Di sela perkuliahan. Ia menekuni menulis. Tak ada satu hari pun yang dilalui tanpa menulis. Hingga dalam kurun waktu dua bulan. Ia bisa menerbitkan buku perdana.
Mengetahui itu, perlahan ibu mulai menerima mimpi anaknya. Tak banyak memberontak seperti dulu.
"Kalau itu yang terbaik menurutmu, lakukan. Ibu hanya bisa mendoakan."
Pernyataan ibu membuat rongga di hatinya membesar. Sejuk sekali.
Ucapan yang sudah di nanti lama.
Bahwa Nana tak pernah bermain soal mimpi. Ibu harus percaya.
Melalui Pak Ahmed, ia di jembatani bertemu dengan salah satu penerbit kenalannya.
"Saya biasa mempercayakan antologi puisiku di sini."
Jelasnya saat memberitahu Nana untuk ikut menerbitkan buku di tempat yang sama. Bahkan Pak Ahmed tak segan mengantarkan untuk mengurusi hingga selesai.
Keuntungan dari memiliki jaringan.
Hal yang tak akan di dapatkan.
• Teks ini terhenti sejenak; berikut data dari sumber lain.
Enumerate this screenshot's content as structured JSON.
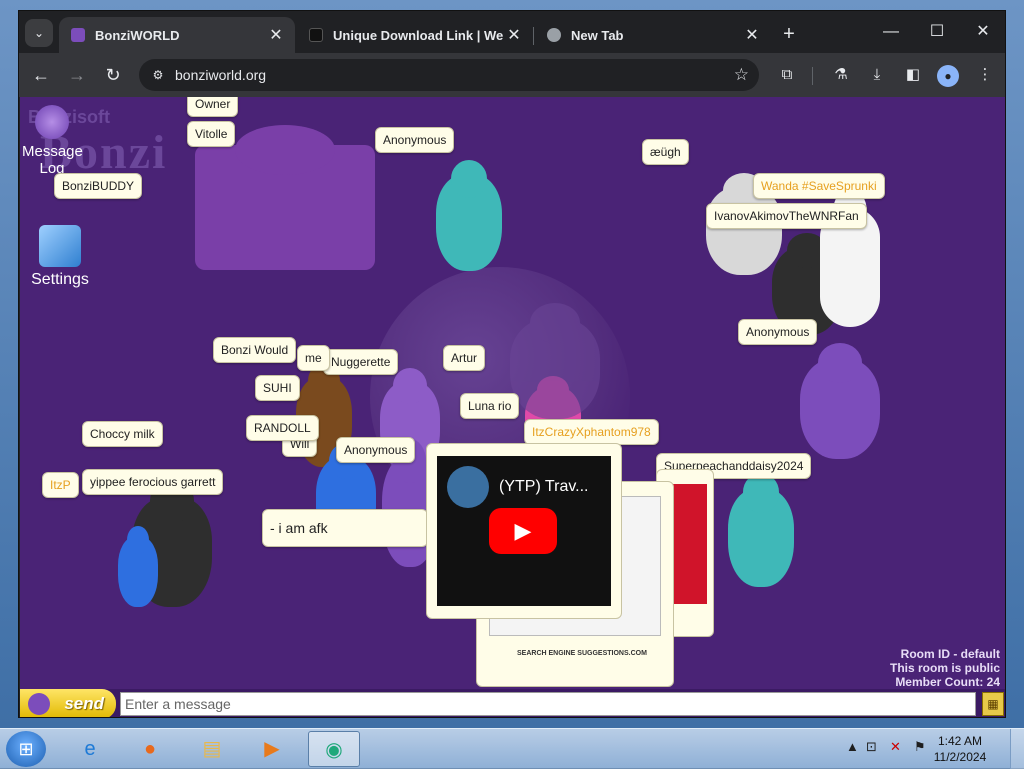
{
  "browser": {
    "tabs": [
      {
        "title": "BonziWORLD",
        "active": true,
        "favicon_color": "#7c4dbb"
      },
      {
        "title": "Unique Download Link | WeTra",
        "active": false,
        "favicon_color": "#111111"
      },
      {
        "title": "New Tab",
        "active": false,
        "favicon_color": "#9aa0a6"
      }
    ],
    "url": "bonziworld.org",
    "new_tab_label": "+",
    "window_controls": {
      "minimize": "—",
      "maximize": "☐",
      "close": "✕"
    }
  },
  "sidebar": {
    "message_log_label": "Message Log",
    "settings_label": "Settings"
  },
  "background": {
    "logo_small": "Bonzisoft",
    "logo_big": "Bonzi"
  },
  "bubbles": [
    {
      "id": "owner",
      "text": "Owner"
    },
    {
      "id": "vitolle",
      "text": "Vitolle"
    },
    {
      "id": "anon1",
      "text": "Anonymous"
    },
    {
      "id": "bonzibuddy",
      "text": "BonziBUDDY"
    },
    {
      "id": "aeugh",
      "text": "æügh"
    },
    {
      "id": "wanda",
      "text": "Wanda #SaveSprunki"
    },
    {
      "id": "ivanov",
      "text": "IvanovAkimovTheWNRFan"
    },
    {
      "id": "anon2",
      "text": "Anonymous"
    },
    {
      "id": "bonzi-would",
      "text": "Bonzi Would"
    },
    {
      "id": "me",
      "text": "me"
    },
    {
      "id": "nuggerette",
      "text": "Nuggerette"
    },
    {
      "id": "artur",
      "text": "Artur"
    },
    {
      "id": "suhi",
      "text": "SUHI"
    },
    {
      "id": "luna",
      "text": "Luna rio"
    },
    {
      "id": "randoll",
      "text": "RANDOLL"
    },
    {
      "id": "will",
      "text": "Will"
    },
    {
      "id": "anon3",
      "text": "Anonymous"
    },
    {
      "id": "itzcrazy",
      "text": "ItzCrazyXphantom978"
    },
    {
      "id": "choccy",
      "text": "Choccy milk"
    },
    {
      "id": "itzp",
      "text": "ItzP"
    },
    {
      "id": "yippee",
      "text": "yippee ferocious garrett"
    },
    {
      "id": "superpeach",
      "text": "Superpeachanddaisy2024"
    },
    {
      "id": "afk",
      "text": "- i am afk"
    }
  ],
  "video": {
    "title": "(YTP) Trav...",
    "play_glyph": "▶"
  },
  "screenshot_caption": "SEARCH ENGINE SUGGESTIONS.COM",
  "room": {
    "id_line": "Room ID - default",
    "public_line": "This room is public",
    "member_line": "Member Count: 24"
  },
  "chat": {
    "send_label": "send",
    "placeholder": "Enter a message"
  },
  "taskbar": {
    "time": "1:42 AM",
    "date": "11/2/2024"
  },
  "colors": {
    "bonzi_purple": "#8d5cc7",
    "bonzi_teal": "#3fb8b8",
    "bonzi_black": "#2e2e2e",
    "bonzi_pink": "#e04aa8",
    "bonzi_white": "#d8d8d8",
    "bonzi_blue": "#2e6fe0",
    "bonzi_brown": "#7a4a1e",
    "bubble_orange_text": "#e6a020"
  }
}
Jika ia memutuskan tetap mengurung diri.
"Jangan minder, yang penting yakin dulu. Sayangkan sudah nulis tapi nggak di sebarluaskan."
Perkataan Pak Ahmed membuatnya memantapkan niat.
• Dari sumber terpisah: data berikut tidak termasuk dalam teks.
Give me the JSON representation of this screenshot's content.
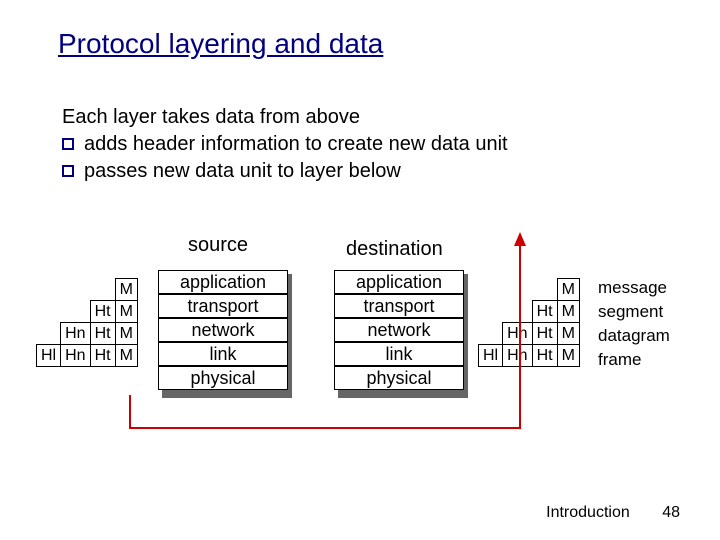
{
  "title": "Protocol layering and data",
  "intro": {
    "line1": "Each layer takes data from above",
    "b1": "adds header information to create new data unit",
    "b2": "passes new data unit to layer below"
  },
  "columns": {
    "source": "source",
    "destination": "destination"
  },
  "layers": {
    "l0": "application",
    "l1": "transport",
    "l2": "network",
    "l3": "link",
    "l4": "physical"
  },
  "headers": {
    "M": "M",
    "Ht": "Ht",
    "Hn": "Hn",
    "Hl": "Hl"
  },
  "pdu": {
    "message": "message",
    "segment": "segment",
    "datagram": "datagram",
    "frame": "frame"
  },
  "footer": {
    "section": "Introduction",
    "page": "48"
  }
}
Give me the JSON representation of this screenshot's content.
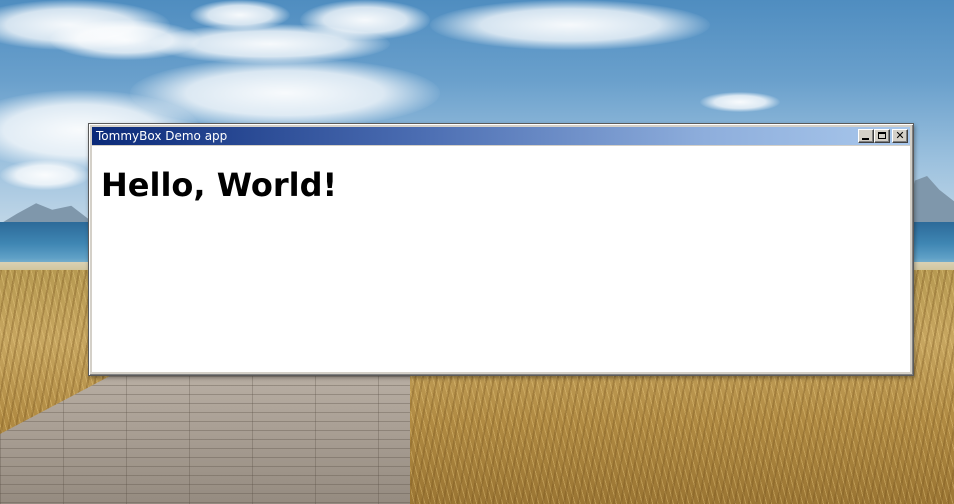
{
  "window": {
    "title": "TommyBox Demo app",
    "controls": {
      "minimize": "minimize-icon",
      "maximize": "maximize-icon",
      "close": "close-icon"
    },
    "titlebar_gradient": [
      "#0b2a79",
      "#a9c8ec"
    ]
  },
  "content": {
    "heading": "Hello, World!"
  },
  "colors": {
    "client_background": "#ffffff",
    "frame": "#d4d0c8"
  }
}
Di awal. Ia baru berani untuk menerbitkan secara self publishing. Hingga tanpa di sangka, ada pihak yang tertarik untuk menerbitkannya secara mayor.
Alhamdulillah.
Pintu kemudahan semakin terbuka.
Janji Allah pasti.
Akan ada jalan, bagi mereka yang berjuang. Serta menyerahkan semua kuasa kepada-Nya.
Melalui royalty yang di terima dari hasil penjualan buku. Ia mempergunakannya untuk menabung. Perekonimian keluarga juga terbantu.
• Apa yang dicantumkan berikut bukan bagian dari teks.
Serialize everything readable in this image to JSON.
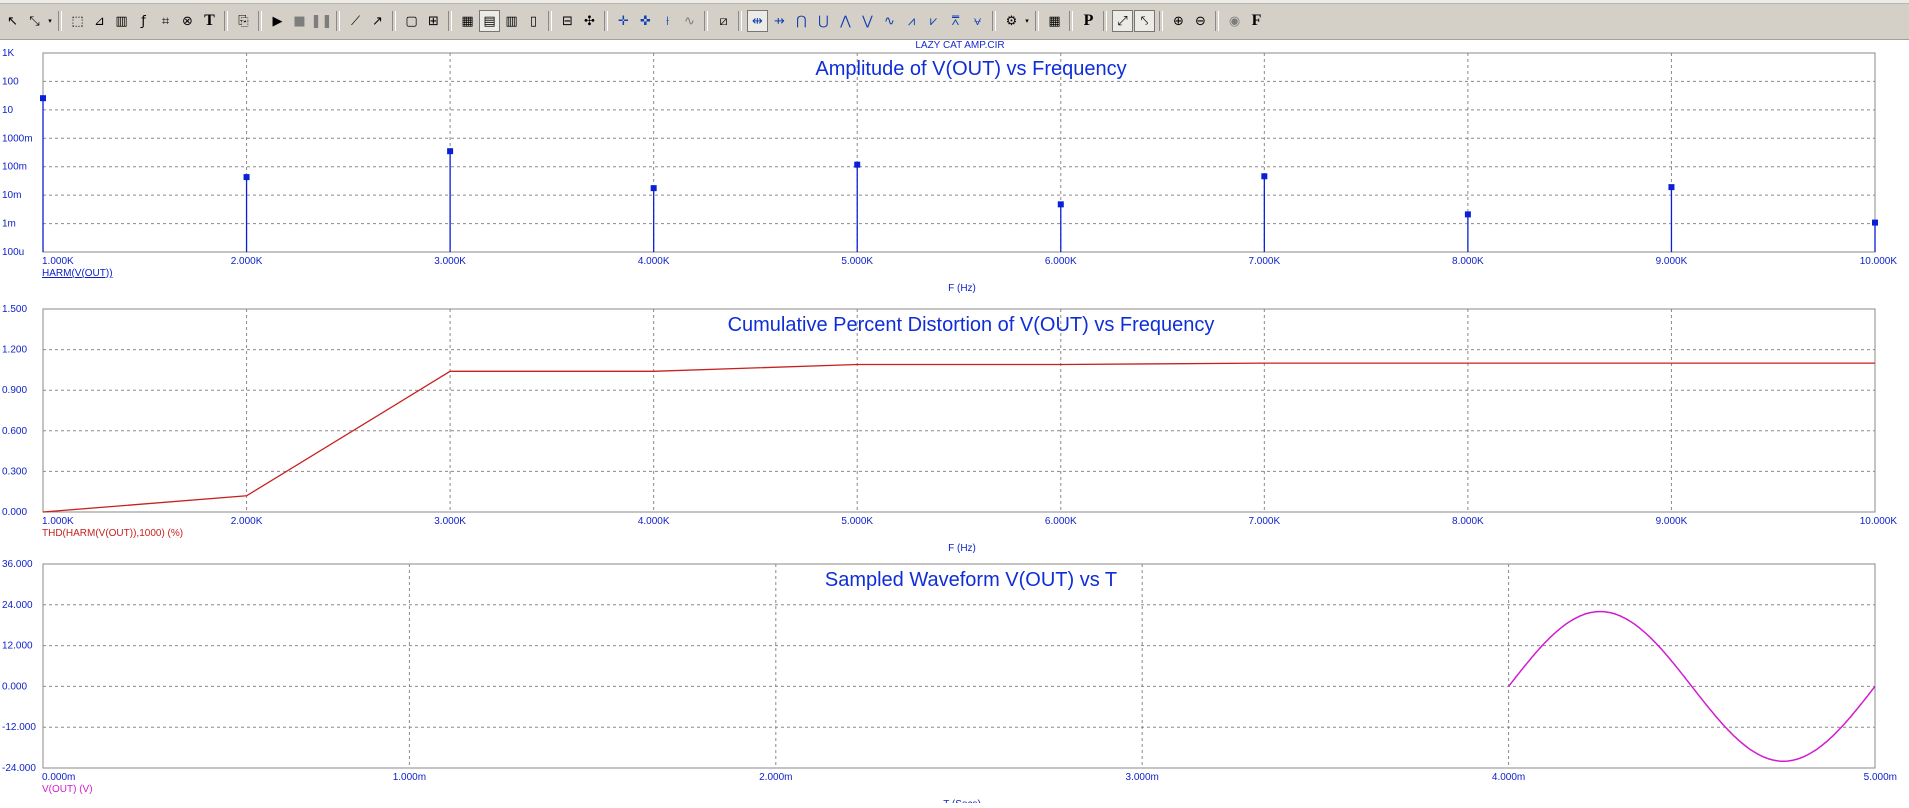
{
  "file_title": "LAZY CAT AMP.CIR",
  "colors": {
    "axis_text": "#0b1fc8",
    "title": "#0f2ed8",
    "harmonics": "#0a20d6",
    "thd": "#c8201e",
    "waveform": "#d21bd2",
    "grid": "#8a8a8a",
    "frame": "#8a8a8a"
  },
  "toolbar": {
    "icons": [
      {
        "name": "select-arrow-icon",
        "glyph": "↖",
        "style": "",
        "interactable": true
      },
      {
        "name": "scale-icon",
        "glyph": "⤡",
        "style": "",
        "interactable": true
      },
      {
        "name": "scale-dropdown-icon",
        "glyph": "▾",
        "style": "dd",
        "interactable": true
      },
      {
        "name": "sep",
        "glyph": "",
        "style": "sep"
      },
      {
        "name": "graph-select-icon",
        "glyph": "⬚",
        "style": "",
        "interactable": true
      },
      {
        "name": "graph-area-icon",
        "glyph": "⊿",
        "style": "",
        "interactable": true
      },
      {
        "name": "bar-graph-icon",
        "glyph": "▥",
        "style": "",
        "interactable": true
      },
      {
        "name": "trace-icon",
        "glyph": "ƒ",
        "style": "",
        "interactable": true
      },
      {
        "name": "cursor-trace-icon",
        "glyph": "⌗",
        "style": "",
        "interactable": true
      },
      {
        "name": "delete-trace-icon",
        "glyph": "⊗",
        "style": "",
        "interactable": true
      },
      {
        "name": "text-tool-icon",
        "glyph": "T",
        "style": "bold",
        "interactable": true
      },
      {
        "name": "sep",
        "glyph": "",
        "style": "sep"
      },
      {
        "name": "copy-plot-icon",
        "glyph": "⎘",
        "style": "",
        "interactable": true
      },
      {
        "name": "sep",
        "glyph": "",
        "style": "sep"
      },
      {
        "name": "run-icon",
        "glyph": "▶",
        "style": "",
        "interactable": true
      },
      {
        "name": "stop-icon",
        "glyph": "■",
        "style": "gray",
        "interactable": true
      },
      {
        "name": "pause-icon",
        "glyph": "❚❚",
        "style": "gray",
        "interactable": true
      },
      {
        "name": "sep",
        "glyph": "",
        "style": "sep"
      },
      {
        "name": "line-icon",
        "glyph": "⟋",
        "style": "",
        "interactable": true
      },
      {
        "name": "arrow-line-icon",
        "glyph": "↗",
        "style": "",
        "interactable": true
      },
      {
        "name": "sep",
        "glyph": "",
        "style": "sep"
      },
      {
        "name": "frame-icon",
        "glyph": "▢",
        "style": "",
        "interactable": true
      },
      {
        "name": "grid-icon",
        "glyph": "⊞",
        "style": "",
        "interactable": true
      },
      {
        "name": "sep",
        "glyph": "",
        "style": "sep"
      },
      {
        "name": "minor-grid-icon",
        "glyph": "▦",
        "style": "",
        "interactable": true
      },
      {
        "name": "hgrid-icon",
        "glyph": "▤",
        "style": "pressed",
        "interactable": true
      },
      {
        "name": "vgrid-icon",
        "glyph": "▥",
        "style": "",
        "interactable": true
      },
      {
        "name": "no-grid-icon",
        "glyph": "▯",
        "style": "",
        "interactable": true
      },
      {
        "name": "sep",
        "glyph": "",
        "style": "sep"
      },
      {
        "name": "tokens-icon",
        "glyph": "⊟",
        "style": "",
        "interactable": true
      },
      {
        "name": "data-points-icon",
        "glyph": "✣",
        "style": "",
        "interactable": true
      },
      {
        "name": "sep",
        "glyph": "",
        "style": "sep"
      },
      {
        "name": "peak-cursor-icon",
        "glyph": "✛",
        "style": "blue",
        "interactable": true
      },
      {
        "name": "valley-cursor-icon",
        "glyph": "✜",
        "style": "blue",
        "interactable": true
      },
      {
        "name": "slope-cursor-icon",
        "glyph": "⟊",
        "style": "blue",
        "interactable": true
      },
      {
        "name": "sample-icon",
        "glyph": "∿",
        "style": "gray",
        "interactable": true
      },
      {
        "name": "sep",
        "glyph": "",
        "style": "sep"
      },
      {
        "name": "cursor-mode-icon",
        "glyph": "⧄",
        "style": "",
        "interactable": true
      },
      {
        "name": "sep",
        "glyph": "",
        "style": "sep"
      },
      {
        "name": "left-cursor-icon",
        "glyph": "⇹",
        "style": "pressed blue",
        "interactable": true
      },
      {
        "name": "right-cursor-icon",
        "glyph": "⇸",
        "style": "blue",
        "interactable": true
      },
      {
        "name": "peak-icon",
        "glyph": "⋂",
        "style": "blue",
        "interactable": true
      },
      {
        "name": "valley-icon",
        "glyph": "⋃",
        "style": "blue",
        "interactable": true
      },
      {
        "name": "high-icon",
        "glyph": "⋀",
        "style": "blue",
        "interactable": true
      },
      {
        "name": "low-icon",
        "glyph": "⋁",
        "style": "blue",
        "interactable": true
      },
      {
        "name": "inflection-icon",
        "glyph": "∿",
        "style": "blue",
        "interactable": true
      },
      {
        "name": "global-high-icon",
        "glyph": "⩘",
        "style": "blue",
        "interactable": true
      },
      {
        "name": "global-low-icon",
        "glyph": "⩗",
        "style": "blue",
        "interactable": true
      },
      {
        "name": "top-icon",
        "glyph": "⩞",
        "style": "blue",
        "interactable": true
      },
      {
        "name": "bottom-icon",
        "glyph": "⩝",
        "style": "blue",
        "interactable": true
      },
      {
        "name": "sep",
        "glyph": "",
        "style": "sep"
      },
      {
        "name": "probe-icon",
        "glyph": "⚙",
        "style": "",
        "interactable": true
      },
      {
        "name": "probe-dropdown-icon",
        "glyph": "▾",
        "style": "dd",
        "interactable": true
      },
      {
        "name": "sep",
        "glyph": "",
        "style": "sep"
      },
      {
        "name": "table-icon",
        "glyph": "▦",
        "style": "",
        "interactable": true
      },
      {
        "name": "sep",
        "glyph": "",
        "style": "sep"
      },
      {
        "name": "p-label-icon",
        "glyph": "P",
        "style": "bold",
        "interactable": true
      },
      {
        "name": "sep",
        "glyph": "",
        "style": "sep"
      },
      {
        "name": "axis-autoscale-icon",
        "glyph": "⤢",
        "style": "pressed",
        "interactable": true
      },
      {
        "name": "axis-scale-icon",
        "glyph": "⤣",
        "style": "pressed",
        "interactable": true
      },
      {
        "name": "sep",
        "glyph": "",
        "style": "sep"
      },
      {
        "name": "zoom-in-icon",
        "glyph": "⊕",
        "style": "",
        "interactable": true
      },
      {
        "name": "zoom-out-icon",
        "glyph": "⊖",
        "style": "",
        "interactable": true
      },
      {
        "name": "sep",
        "glyph": "",
        "style": "sep"
      },
      {
        "name": "settings-disc-icon",
        "glyph": "◉",
        "style": "gray",
        "interactable": true
      },
      {
        "name": "font-icon",
        "glyph": "F",
        "style": "bold",
        "interactable": true
      }
    ]
  },
  "plots": [
    {
      "id": "harmonics",
      "title": "Amplitude of V(OUT) vs Frequency",
      "y_ticks": [
        "1K",
        "100",
        "10",
        "1000m",
        "100m",
        "10m",
        "1m",
        "100u"
      ],
      "x_ticks": [
        "1.000K",
        "2.000K",
        "3.000K",
        "4.000K",
        "5.000K",
        "6.000K",
        "7.000K",
        "8.000K",
        "9.000K",
        "10.000K"
      ],
      "x_title": "F (Hz)",
      "trace_label": "HARM(V(OUT))"
    },
    {
      "id": "thd",
      "title": "Cumulative Percent Distortion of V(OUT) vs Frequency",
      "y_ticks": [
        "1.500",
        "1.200",
        "0.900",
        "0.600",
        "0.300",
        "0.000"
      ],
      "x_ticks": [
        "1.000K",
        "2.000K",
        "3.000K",
        "4.000K",
        "5.000K",
        "6.000K",
        "7.000K",
        "8.000K",
        "9.000K",
        "10.000K"
      ],
      "x_title": "F (Hz)",
      "trace_label": "THD(HARM(V(OUT)),1000) (%)"
    },
    {
      "id": "waveform",
      "title": "Sampled Waveform  V(OUT) vs T",
      "y_ticks": [
        "36.000",
        "24.000",
        "12.000",
        "0.000",
        "-12.000",
        "-24.000"
      ],
      "x_ticks": [
        "0.000m",
        "1.000m",
        "2.000m",
        "3.000m",
        "4.000m",
        "5.000m"
      ],
      "x_title": "T (Secs)",
      "trace_label": "V(OUT) (V)"
    }
  ],
  "chart_data": [
    {
      "type": "bar",
      "title": "Amplitude of V(OUT) vs Frequency",
      "xlabel": "F (Hz)",
      "ylabel": "",
      "log_y": true,
      "ylim": [
        5e-05,
        1000
      ],
      "xlim": [
        1000,
        10000
      ],
      "grid": true,
      "series": [
        {
          "name": "HARM(V(OUT))",
          "x": [
            1000,
            2000,
            3000,
            4000,
            5000,
            6000,
            7000,
            8000,
            9000,
            10000
          ],
          "values": [
            22,
            0.028,
            0.25,
            0.011,
            0.08,
            0.0028,
            0.03,
            0.0012,
            0.012,
            0.0006
          ]
        }
      ]
    },
    {
      "type": "line",
      "title": "Cumulative Percent Distortion of V(OUT) vs Frequency",
      "xlabel": "F (Hz)",
      "ylabel": "",
      "ylim": [
        0,
        1.5
      ],
      "xlim": [
        1000,
        10000
      ],
      "grid": true,
      "series": [
        {
          "name": "THD(HARM(V(OUT)),1000) (%)",
          "x": [
            1000,
            2000,
            3000,
            4000,
            5000,
            6000,
            7000,
            8000,
            9000,
            10000
          ],
          "values": [
            0.0,
            0.12,
            1.04,
            1.04,
            1.09,
            1.09,
            1.1,
            1.1,
            1.1,
            1.1
          ]
        }
      ]
    },
    {
      "type": "line",
      "title": "Sampled Waveform  V(OUT) vs T",
      "xlabel": "T (Secs)",
      "ylabel": "",
      "ylim": [
        -24,
        36
      ],
      "xlim": [
        0,
        0.005
      ],
      "grid": true,
      "series": [
        {
          "name": "V(OUT) (V)",
          "x": [
            0.004,
            0.0041,
            0.0042,
            0.00425,
            0.0043,
            0.0044,
            0.0045,
            0.0046,
            0.0047,
            0.00475,
            0.0048,
            0.0049,
            0.005
          ],
          "values": [
            0,
            13,
            21,
            22,
            21,
            13,
            0,
            -13,
            -21,
            -22,
            -21,
            -13,
            0
          ]
        }
      ]
    }
  ]
}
Bersyukur. Bersyukur. Bersyukur.
Keberuntungan lain. Ia kerap di mintai bantuan untuk mengajarkan terkait kepenulisan bagi siswa SD maupun SMP.
Penghasilan tambahan lain.
Semua ini karena....
Ingin rasanya bertemu. Menghujaninya dengan ucapan terima kasih. Berkat pertolongannya meminjamkan laptop. Perempuan itu memperoleh kemudahan untuk mengejar mimpi. Tanpanya, semua akan terhambat.
Bagaimana kabarmu?
Ia menarik nafas. Memandangi handphone yang sedari tadi berada di samping.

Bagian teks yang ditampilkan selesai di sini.